As an environmental advocate Ian Macdonald’s subject is nature itself. A scene is photographed with up to 50 shots is later photostitched together to create the final image. The detail that this process allows creates a sense of overwhelming hyper-real as if the viewer is in front of the actual scene. The reverence Macdonald feels for his subject appears in the white backlit light that creeps through the foliage of his forests, as in Kauri, Puteki Forest, 2010, hints at a subtle biblical glow.
The exhibition’s vision brings to mind the photographs of Jeff Wall and the theorist and critic Michael Fried who champions Wall’s work.

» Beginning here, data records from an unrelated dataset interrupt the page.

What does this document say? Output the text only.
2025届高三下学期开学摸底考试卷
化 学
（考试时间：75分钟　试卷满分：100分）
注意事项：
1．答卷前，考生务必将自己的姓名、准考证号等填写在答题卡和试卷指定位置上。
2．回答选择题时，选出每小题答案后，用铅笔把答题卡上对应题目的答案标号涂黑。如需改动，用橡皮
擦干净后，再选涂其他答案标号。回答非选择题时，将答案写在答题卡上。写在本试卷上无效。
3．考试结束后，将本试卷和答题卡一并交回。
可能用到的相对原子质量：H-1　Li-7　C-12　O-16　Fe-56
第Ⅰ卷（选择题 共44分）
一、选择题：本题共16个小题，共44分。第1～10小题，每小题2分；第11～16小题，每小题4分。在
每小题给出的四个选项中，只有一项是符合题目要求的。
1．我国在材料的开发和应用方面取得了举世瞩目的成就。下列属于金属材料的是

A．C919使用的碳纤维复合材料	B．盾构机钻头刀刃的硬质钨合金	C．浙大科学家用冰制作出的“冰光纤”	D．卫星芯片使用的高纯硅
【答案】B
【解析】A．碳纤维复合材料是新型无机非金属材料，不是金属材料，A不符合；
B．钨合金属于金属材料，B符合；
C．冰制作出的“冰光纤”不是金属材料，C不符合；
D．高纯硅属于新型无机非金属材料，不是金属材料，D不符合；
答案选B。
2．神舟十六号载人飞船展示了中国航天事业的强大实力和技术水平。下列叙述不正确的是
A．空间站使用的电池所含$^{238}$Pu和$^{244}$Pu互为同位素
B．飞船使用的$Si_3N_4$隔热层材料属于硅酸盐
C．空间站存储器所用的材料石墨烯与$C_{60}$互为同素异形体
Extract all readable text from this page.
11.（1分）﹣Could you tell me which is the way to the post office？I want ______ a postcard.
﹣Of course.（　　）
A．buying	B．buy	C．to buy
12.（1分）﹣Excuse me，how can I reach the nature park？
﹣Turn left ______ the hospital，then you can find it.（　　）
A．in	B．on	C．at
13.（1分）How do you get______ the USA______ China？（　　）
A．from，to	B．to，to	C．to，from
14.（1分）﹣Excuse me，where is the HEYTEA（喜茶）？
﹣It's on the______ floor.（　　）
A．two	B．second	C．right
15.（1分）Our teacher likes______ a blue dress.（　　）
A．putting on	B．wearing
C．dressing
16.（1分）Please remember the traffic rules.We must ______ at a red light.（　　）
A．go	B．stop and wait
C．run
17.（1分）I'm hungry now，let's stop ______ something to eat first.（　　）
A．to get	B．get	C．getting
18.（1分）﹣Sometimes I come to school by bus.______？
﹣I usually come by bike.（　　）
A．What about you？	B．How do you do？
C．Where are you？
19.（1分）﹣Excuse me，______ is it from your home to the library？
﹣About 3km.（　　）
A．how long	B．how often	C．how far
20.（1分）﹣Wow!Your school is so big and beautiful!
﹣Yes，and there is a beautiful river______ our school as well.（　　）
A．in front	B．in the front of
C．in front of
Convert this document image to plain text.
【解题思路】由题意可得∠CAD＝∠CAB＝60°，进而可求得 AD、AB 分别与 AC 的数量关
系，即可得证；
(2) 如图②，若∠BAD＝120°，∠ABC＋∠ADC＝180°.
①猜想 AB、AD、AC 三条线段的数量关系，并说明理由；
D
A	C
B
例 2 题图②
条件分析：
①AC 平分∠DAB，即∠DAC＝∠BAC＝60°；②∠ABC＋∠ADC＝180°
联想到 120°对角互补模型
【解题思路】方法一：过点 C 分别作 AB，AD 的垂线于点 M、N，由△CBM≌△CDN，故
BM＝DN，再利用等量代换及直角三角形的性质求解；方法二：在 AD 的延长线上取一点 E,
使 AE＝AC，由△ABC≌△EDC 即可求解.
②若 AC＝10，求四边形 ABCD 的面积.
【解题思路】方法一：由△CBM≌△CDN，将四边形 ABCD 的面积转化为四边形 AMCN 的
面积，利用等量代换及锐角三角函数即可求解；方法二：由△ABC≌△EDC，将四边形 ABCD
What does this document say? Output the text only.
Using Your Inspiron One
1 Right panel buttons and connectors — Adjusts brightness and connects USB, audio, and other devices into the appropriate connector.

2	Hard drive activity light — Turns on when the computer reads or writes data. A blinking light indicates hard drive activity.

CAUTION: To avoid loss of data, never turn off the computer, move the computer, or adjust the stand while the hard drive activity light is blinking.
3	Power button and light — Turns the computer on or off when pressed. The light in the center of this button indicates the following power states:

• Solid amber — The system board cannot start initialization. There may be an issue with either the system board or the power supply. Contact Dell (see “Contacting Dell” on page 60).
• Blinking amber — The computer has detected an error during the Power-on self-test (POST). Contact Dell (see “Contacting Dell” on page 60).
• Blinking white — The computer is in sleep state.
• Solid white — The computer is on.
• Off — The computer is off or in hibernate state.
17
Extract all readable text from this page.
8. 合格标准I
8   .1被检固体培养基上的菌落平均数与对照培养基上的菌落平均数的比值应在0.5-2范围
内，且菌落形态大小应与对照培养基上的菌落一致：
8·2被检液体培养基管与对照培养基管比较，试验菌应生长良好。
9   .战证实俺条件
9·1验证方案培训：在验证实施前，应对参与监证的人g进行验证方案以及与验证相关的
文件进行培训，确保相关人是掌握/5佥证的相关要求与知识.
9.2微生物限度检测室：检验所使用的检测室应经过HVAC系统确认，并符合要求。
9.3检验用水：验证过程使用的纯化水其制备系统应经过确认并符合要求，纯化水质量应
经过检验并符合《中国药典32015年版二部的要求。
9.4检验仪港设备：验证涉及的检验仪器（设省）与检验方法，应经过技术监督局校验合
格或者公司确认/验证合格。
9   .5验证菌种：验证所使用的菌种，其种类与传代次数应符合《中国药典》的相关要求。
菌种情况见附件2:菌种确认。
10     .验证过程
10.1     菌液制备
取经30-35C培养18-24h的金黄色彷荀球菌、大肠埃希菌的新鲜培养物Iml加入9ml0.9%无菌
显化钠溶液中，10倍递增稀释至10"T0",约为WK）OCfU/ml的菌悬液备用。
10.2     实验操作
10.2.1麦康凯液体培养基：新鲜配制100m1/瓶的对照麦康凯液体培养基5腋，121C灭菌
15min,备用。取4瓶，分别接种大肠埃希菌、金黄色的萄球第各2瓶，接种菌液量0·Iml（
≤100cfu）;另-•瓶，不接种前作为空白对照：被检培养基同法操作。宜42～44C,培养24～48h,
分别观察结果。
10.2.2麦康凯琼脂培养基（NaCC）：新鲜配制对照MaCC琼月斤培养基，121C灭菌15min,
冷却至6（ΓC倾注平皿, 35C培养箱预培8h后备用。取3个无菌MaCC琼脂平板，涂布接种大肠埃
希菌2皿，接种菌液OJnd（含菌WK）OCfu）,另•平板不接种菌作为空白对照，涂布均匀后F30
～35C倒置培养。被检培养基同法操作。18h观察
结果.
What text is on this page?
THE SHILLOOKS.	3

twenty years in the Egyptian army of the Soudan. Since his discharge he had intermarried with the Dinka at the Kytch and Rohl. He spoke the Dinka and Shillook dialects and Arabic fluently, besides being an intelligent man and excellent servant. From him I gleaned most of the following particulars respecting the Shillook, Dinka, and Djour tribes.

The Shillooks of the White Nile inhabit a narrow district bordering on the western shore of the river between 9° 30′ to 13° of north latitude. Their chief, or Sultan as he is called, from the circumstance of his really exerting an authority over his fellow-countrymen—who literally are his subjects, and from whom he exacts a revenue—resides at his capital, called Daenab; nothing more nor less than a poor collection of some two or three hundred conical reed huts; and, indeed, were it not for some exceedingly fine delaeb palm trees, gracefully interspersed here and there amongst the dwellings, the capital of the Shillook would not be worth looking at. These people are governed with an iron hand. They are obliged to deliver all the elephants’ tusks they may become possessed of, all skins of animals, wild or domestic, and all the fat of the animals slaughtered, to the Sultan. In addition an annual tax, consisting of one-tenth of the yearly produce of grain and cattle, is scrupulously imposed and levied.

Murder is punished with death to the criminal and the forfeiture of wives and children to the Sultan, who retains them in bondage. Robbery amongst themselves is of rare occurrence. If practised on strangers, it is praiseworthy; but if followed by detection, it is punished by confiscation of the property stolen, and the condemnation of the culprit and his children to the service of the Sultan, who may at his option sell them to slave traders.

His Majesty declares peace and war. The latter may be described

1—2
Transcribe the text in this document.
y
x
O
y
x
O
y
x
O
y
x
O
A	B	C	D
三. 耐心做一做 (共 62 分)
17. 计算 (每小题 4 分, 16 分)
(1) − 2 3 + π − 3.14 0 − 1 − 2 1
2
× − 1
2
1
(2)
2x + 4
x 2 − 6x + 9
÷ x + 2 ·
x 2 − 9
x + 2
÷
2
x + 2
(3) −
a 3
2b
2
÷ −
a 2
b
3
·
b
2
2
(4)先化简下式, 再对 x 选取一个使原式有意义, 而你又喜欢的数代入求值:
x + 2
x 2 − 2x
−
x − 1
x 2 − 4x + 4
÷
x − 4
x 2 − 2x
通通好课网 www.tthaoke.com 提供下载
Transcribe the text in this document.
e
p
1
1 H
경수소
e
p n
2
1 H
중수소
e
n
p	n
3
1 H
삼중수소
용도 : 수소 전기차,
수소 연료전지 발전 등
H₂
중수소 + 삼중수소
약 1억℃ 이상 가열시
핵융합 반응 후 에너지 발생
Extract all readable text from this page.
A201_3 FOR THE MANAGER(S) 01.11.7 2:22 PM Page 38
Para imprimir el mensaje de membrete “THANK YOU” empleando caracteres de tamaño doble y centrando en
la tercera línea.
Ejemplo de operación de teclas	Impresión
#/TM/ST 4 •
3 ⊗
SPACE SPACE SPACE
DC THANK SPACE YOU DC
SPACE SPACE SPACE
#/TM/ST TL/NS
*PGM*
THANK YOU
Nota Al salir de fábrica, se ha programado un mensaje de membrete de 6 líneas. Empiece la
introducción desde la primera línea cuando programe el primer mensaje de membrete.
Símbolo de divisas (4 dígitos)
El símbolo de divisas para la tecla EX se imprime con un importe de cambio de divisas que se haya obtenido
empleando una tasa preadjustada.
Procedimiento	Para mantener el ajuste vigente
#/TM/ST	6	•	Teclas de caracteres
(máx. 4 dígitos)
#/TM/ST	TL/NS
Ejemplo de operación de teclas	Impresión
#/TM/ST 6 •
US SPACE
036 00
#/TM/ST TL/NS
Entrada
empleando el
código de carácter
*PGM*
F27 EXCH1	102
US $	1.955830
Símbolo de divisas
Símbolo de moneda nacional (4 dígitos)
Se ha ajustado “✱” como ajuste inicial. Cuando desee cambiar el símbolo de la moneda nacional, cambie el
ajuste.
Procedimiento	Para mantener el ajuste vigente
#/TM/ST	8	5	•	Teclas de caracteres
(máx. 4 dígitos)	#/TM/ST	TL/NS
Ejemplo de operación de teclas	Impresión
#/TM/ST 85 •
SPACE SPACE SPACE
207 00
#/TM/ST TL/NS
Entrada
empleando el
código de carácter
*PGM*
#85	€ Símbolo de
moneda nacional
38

Fried believes an artwork must be ‘anti-theatrical’, that is self contained, the meaning not dependent on the viewers’ experience. He refers to the ‘painters of modern life’ of the 19th century, such as Manet, who rendered the inhabitants of Paris around him going about their day to day life seemingly unaware of the artist’s presence. These works, Fried says, don’t ask for the viewer’s participation but rather call for close looking, attention to detail and immersion from the viewer. Similarly, Recent Auckland Photography draws attention to the contemporary world in self- contained images. Sometimes, this veers too far towards the banal and commonplace. Yet mostly, like a modernist haiku poem, its sparse aesthetic prose rewards the viewer.